Mutant Farm Animals and Family Secrets: Men & Chicken
Men & Chicken
Directed by Anders Thomas Jensen
Opens April 22
At the beginning of Men & Chicken, a ramshackle Danish comedy about the hard luck of heredity, two bachelors approaching middle age learn their recently deceased dad wasn’t their biological father after all—and that they’re only half brothers to boot. The real early shock for the viewer, though, is in the casting: Erstwhile Bond villain Mads Mikkelsen plays chronic masturbator Elias, the actor’s sharp features softened by a mop of curly hair and a thick mustache, his full-throated voice pared to a stilted blurt.
Mikkelsen looks like he’s having fun here, so it scarcely matters how “convincing” he is as an extravagantly maladapted individual (for what it’s worth, the act never quite ceases to seem like a put-on). He also has the luxury of playing against a capable straight man. Swedish actor David Dencik, of the original Girl With the Dragon Tattoo, co-stars as Elias’s better-adjusted philosophy-professor sibling Gabriel, a guy who can’t quite bring himself to disown his liability of a brother. Not long after learning of their true paternity, the two travel together out to the remote Danish island of Ork in search of their birth father: a shrouded-in-mystery stem-cell scientist with the ominous last name of Thanatos.
Writer-director Anders Thomas Jensen (who won a short-film Oscar back in 1999) endows the slapstick with a wry sense of fatalism—the handheld camera rarely rests during Men & Chicken, but the film still manages to evoke, in its more grotesquely fanciful moments, the jaundiced entropy of a Roy Andersson tableau. What Gabriel and Elias find, at a crumbling sanatorium at the heart of the island, is not the scientist himself (he’s nowhere to be seen, and neither are any of his many wives) but rather three more half brothers scampering around the grounds.
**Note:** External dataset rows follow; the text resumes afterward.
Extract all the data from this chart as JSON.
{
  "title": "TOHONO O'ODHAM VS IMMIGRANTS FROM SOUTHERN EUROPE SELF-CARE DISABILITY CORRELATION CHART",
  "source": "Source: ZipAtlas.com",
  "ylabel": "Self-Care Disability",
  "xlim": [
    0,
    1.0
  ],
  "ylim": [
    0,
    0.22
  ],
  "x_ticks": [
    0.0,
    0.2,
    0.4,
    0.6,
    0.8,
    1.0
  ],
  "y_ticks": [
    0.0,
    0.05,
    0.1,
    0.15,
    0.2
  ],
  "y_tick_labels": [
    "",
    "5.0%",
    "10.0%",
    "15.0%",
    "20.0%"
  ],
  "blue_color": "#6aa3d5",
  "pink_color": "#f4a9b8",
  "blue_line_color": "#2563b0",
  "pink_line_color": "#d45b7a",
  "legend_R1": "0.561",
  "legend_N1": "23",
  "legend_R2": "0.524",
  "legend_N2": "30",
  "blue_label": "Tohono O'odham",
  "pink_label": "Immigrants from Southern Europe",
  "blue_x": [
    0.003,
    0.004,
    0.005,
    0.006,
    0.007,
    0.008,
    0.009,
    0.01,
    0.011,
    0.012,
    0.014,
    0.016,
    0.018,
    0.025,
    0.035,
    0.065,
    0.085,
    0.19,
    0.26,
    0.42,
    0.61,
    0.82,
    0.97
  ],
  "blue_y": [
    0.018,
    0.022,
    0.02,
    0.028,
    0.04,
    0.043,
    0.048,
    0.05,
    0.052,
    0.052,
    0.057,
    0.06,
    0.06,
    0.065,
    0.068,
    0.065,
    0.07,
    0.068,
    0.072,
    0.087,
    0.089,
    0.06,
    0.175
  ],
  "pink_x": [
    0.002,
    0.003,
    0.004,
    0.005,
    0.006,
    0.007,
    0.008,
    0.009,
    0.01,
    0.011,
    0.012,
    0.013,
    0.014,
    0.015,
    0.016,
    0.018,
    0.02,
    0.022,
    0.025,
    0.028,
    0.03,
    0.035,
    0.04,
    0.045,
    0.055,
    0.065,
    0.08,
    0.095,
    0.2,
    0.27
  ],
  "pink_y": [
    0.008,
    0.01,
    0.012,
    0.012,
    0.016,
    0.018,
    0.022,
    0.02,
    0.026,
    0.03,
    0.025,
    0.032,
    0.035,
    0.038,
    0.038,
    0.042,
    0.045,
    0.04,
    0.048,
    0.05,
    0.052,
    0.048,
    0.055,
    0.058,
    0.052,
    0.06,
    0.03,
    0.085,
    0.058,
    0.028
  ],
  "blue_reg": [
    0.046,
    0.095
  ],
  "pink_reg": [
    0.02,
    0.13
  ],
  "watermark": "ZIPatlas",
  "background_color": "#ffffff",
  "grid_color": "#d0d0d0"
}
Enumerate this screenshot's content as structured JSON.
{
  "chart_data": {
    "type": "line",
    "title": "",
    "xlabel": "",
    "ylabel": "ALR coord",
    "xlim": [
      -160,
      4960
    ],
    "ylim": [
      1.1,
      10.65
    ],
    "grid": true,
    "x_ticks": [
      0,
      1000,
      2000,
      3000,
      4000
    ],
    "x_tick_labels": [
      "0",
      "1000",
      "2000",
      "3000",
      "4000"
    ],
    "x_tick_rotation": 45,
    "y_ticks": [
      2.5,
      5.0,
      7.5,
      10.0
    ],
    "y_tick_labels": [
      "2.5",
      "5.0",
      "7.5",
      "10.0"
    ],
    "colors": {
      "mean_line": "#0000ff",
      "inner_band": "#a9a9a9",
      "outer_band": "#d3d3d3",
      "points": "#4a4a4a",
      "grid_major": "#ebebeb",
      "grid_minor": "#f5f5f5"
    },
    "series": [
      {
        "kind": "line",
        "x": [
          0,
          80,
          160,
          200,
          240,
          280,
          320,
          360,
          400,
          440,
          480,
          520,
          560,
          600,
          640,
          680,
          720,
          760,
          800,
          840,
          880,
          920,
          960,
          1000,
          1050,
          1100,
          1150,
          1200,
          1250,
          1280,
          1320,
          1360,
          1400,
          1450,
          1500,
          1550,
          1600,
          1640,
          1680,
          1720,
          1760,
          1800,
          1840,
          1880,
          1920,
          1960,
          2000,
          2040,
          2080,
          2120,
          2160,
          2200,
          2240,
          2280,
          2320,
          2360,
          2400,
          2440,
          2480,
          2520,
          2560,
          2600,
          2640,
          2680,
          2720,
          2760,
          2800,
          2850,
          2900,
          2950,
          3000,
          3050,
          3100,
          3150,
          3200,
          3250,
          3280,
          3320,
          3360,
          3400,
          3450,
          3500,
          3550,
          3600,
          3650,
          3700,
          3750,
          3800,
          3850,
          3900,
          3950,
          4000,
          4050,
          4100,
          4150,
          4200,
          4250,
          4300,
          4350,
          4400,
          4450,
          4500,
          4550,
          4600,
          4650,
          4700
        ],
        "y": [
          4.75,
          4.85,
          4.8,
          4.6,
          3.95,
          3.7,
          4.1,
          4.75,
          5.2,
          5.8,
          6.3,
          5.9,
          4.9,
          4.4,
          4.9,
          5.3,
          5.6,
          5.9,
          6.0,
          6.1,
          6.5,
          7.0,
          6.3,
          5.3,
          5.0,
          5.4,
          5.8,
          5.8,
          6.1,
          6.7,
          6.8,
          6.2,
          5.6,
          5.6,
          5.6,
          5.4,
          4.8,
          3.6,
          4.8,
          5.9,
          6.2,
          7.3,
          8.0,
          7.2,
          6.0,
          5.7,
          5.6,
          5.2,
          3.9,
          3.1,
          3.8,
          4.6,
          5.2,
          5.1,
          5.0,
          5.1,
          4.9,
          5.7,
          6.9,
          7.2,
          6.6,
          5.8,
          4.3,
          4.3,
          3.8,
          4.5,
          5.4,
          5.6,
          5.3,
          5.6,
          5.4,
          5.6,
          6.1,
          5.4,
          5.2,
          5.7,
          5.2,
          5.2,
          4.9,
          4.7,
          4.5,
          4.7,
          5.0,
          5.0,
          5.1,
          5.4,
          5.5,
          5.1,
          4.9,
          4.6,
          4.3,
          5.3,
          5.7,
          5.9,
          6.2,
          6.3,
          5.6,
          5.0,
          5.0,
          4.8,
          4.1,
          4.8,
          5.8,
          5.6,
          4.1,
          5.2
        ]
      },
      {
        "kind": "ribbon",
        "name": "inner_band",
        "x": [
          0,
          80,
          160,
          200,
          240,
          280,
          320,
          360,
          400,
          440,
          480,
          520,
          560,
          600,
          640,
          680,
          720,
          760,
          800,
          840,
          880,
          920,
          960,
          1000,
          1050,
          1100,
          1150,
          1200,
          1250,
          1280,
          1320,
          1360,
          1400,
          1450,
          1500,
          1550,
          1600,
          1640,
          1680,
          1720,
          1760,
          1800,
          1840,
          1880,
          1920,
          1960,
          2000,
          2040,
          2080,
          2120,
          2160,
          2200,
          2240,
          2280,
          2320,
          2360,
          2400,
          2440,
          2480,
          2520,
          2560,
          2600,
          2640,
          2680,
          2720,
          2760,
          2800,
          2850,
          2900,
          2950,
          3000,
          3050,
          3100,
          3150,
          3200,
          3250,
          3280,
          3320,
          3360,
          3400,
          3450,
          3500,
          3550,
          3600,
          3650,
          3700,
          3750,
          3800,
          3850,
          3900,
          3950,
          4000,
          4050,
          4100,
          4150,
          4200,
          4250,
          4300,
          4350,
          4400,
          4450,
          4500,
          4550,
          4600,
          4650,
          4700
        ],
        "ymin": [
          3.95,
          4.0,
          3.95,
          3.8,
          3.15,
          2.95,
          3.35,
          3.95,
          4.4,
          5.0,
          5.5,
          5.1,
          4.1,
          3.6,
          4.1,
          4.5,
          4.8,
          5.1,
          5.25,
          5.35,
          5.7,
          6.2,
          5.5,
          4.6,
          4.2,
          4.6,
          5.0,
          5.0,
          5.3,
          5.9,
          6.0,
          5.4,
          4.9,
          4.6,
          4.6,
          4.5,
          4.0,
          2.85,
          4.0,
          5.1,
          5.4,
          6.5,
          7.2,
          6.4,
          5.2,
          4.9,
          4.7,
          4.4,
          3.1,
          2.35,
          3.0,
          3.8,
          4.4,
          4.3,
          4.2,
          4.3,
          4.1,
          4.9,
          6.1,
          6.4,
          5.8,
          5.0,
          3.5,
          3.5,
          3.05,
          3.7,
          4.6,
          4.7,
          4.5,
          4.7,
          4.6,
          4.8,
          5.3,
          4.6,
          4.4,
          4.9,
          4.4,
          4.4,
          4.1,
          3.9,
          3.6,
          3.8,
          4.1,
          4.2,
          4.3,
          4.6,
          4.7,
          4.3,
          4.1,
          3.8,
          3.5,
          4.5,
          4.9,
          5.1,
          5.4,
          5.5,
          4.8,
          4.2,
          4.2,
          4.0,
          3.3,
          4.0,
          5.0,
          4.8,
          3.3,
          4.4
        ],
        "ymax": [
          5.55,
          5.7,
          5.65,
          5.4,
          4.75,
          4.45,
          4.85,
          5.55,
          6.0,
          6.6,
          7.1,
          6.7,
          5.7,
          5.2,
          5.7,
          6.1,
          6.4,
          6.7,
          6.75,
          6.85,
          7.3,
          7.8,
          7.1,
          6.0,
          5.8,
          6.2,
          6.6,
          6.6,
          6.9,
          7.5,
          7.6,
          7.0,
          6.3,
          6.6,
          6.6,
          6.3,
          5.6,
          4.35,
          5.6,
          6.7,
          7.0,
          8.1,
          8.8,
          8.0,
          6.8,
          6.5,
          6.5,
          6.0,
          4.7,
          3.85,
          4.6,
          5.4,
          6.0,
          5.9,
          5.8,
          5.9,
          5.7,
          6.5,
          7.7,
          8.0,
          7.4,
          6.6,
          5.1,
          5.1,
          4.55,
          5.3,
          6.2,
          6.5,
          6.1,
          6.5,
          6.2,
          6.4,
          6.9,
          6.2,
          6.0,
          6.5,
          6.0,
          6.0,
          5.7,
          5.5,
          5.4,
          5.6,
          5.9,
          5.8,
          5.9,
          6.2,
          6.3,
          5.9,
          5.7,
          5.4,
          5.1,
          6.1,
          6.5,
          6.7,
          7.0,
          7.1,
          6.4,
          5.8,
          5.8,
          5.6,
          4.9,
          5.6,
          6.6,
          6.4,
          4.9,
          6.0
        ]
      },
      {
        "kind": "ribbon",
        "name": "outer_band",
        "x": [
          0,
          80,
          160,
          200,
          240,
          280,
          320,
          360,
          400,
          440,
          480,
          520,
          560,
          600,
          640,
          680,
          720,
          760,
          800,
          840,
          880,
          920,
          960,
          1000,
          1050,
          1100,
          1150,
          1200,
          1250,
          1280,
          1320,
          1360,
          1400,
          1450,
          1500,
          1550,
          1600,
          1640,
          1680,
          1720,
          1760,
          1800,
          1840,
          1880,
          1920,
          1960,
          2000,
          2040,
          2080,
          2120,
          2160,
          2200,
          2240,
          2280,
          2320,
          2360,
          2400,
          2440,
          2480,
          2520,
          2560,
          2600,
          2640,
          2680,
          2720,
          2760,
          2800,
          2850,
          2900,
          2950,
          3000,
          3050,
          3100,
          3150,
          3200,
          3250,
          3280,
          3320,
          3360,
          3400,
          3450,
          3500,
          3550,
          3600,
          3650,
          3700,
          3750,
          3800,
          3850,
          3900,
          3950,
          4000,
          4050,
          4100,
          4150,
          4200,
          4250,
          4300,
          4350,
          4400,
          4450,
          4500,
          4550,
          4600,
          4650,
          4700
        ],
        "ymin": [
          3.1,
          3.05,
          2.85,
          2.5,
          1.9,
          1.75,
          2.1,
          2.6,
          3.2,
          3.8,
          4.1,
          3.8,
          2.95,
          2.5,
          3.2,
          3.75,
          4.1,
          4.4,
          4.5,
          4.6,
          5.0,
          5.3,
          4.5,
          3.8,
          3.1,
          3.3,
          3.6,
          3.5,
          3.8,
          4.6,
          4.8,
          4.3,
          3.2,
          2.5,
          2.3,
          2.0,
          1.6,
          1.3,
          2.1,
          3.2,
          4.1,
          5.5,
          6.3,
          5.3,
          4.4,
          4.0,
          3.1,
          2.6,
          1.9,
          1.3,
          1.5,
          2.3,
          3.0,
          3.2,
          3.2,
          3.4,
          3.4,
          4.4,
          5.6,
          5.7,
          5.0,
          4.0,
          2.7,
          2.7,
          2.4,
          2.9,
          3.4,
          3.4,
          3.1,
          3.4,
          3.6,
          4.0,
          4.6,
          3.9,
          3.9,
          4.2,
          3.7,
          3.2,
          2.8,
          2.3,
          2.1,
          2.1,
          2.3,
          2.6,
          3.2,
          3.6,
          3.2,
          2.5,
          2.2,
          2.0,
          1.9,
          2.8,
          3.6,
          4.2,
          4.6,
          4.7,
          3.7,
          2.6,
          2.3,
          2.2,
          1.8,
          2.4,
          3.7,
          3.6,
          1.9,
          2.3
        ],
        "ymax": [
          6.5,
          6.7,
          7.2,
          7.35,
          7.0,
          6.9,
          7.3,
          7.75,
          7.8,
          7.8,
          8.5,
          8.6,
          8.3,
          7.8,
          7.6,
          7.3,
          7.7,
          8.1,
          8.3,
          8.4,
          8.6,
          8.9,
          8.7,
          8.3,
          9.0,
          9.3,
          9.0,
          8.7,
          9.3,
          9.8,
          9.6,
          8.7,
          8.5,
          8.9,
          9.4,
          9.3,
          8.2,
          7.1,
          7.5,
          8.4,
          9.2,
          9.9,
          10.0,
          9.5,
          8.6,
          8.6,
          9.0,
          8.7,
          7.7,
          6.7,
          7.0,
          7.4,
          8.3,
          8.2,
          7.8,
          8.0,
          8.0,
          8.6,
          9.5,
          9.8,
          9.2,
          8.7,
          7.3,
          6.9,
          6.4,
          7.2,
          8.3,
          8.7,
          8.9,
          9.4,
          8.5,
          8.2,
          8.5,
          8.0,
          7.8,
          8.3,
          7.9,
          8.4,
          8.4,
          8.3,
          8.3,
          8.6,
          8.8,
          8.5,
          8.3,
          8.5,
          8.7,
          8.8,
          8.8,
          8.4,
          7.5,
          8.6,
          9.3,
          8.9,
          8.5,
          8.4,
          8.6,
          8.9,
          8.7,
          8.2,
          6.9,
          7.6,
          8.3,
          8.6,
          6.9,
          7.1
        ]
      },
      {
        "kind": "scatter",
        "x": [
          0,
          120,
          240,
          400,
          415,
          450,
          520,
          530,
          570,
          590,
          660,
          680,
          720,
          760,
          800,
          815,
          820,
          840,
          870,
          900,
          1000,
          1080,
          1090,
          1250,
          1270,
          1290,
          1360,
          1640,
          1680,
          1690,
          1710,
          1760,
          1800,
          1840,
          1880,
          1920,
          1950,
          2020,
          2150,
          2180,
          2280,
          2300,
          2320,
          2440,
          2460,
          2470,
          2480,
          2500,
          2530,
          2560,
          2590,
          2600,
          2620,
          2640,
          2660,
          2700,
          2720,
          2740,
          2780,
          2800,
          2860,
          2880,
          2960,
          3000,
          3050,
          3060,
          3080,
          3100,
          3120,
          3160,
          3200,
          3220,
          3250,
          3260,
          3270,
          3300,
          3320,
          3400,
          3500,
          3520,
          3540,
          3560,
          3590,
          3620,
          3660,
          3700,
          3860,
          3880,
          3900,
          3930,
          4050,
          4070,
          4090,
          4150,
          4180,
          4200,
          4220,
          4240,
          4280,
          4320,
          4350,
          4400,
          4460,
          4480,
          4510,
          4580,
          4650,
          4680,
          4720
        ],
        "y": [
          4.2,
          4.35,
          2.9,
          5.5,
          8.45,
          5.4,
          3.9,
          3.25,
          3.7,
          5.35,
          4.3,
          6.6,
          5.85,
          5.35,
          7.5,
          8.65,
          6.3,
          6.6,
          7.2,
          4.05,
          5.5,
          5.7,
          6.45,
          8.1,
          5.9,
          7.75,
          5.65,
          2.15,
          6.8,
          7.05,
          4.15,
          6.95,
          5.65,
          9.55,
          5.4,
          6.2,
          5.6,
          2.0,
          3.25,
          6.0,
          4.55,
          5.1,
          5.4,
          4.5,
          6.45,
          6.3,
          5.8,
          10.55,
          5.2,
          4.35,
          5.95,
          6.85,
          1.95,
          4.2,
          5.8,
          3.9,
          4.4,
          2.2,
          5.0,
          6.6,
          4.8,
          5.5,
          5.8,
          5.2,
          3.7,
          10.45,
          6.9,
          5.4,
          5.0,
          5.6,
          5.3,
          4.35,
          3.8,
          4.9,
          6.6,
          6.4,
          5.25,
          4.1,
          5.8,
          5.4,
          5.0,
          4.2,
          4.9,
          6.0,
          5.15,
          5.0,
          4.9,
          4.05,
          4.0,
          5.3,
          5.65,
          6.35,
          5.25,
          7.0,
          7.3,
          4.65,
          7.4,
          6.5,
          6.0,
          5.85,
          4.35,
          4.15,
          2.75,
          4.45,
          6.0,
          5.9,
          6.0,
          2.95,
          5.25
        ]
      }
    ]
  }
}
Gregor, Franz, and Josef (Nikolaj Lie Kaas, Søren Malling, and Nicolas Bro, respectively) have all grown up in isolation and are thus even less cultivated than the self-deluded cock of the walk Elias.
As Jensen sets up what amounts to a speculative sociological experiment—investigating nature in the absence of nurture—he dabbles as well in a kind of Podunk science fiction. The two out-of-towners come to blows with their long-lost brethren upon arrival, but wind up bunking with them as they recuperate from their injuries. Mutant farm animals graze around the makeshift home. Meanwhile, Gabriel decides to rummage around the premises, strewn with science-experiment detritus, for family secrets.
Men & Chicken might require a relatively high tolerance for zaniness, but it’s nonetheless an undeniably clever piece of work. Jensen burlesques the full-on Neanderthal aspects of masculine posturing, while at the same time showing the ways inherited traits die hard. The spawn of Thanatos are all sterile and therefore totally preoccupied with improvising ways to prove their virility—they pummel each other with taxidermied trophy animals and have sex with their own chickens and talk aspirationally about “getting girls” to pay them a visit. This clan might have as little hope of social success as it does of simple continuance, but in many respects it’s a family all the same. Veering away from the cruelly deterministic, the film ends on a note of warped humanism: At the end of the day, at least these people have each other.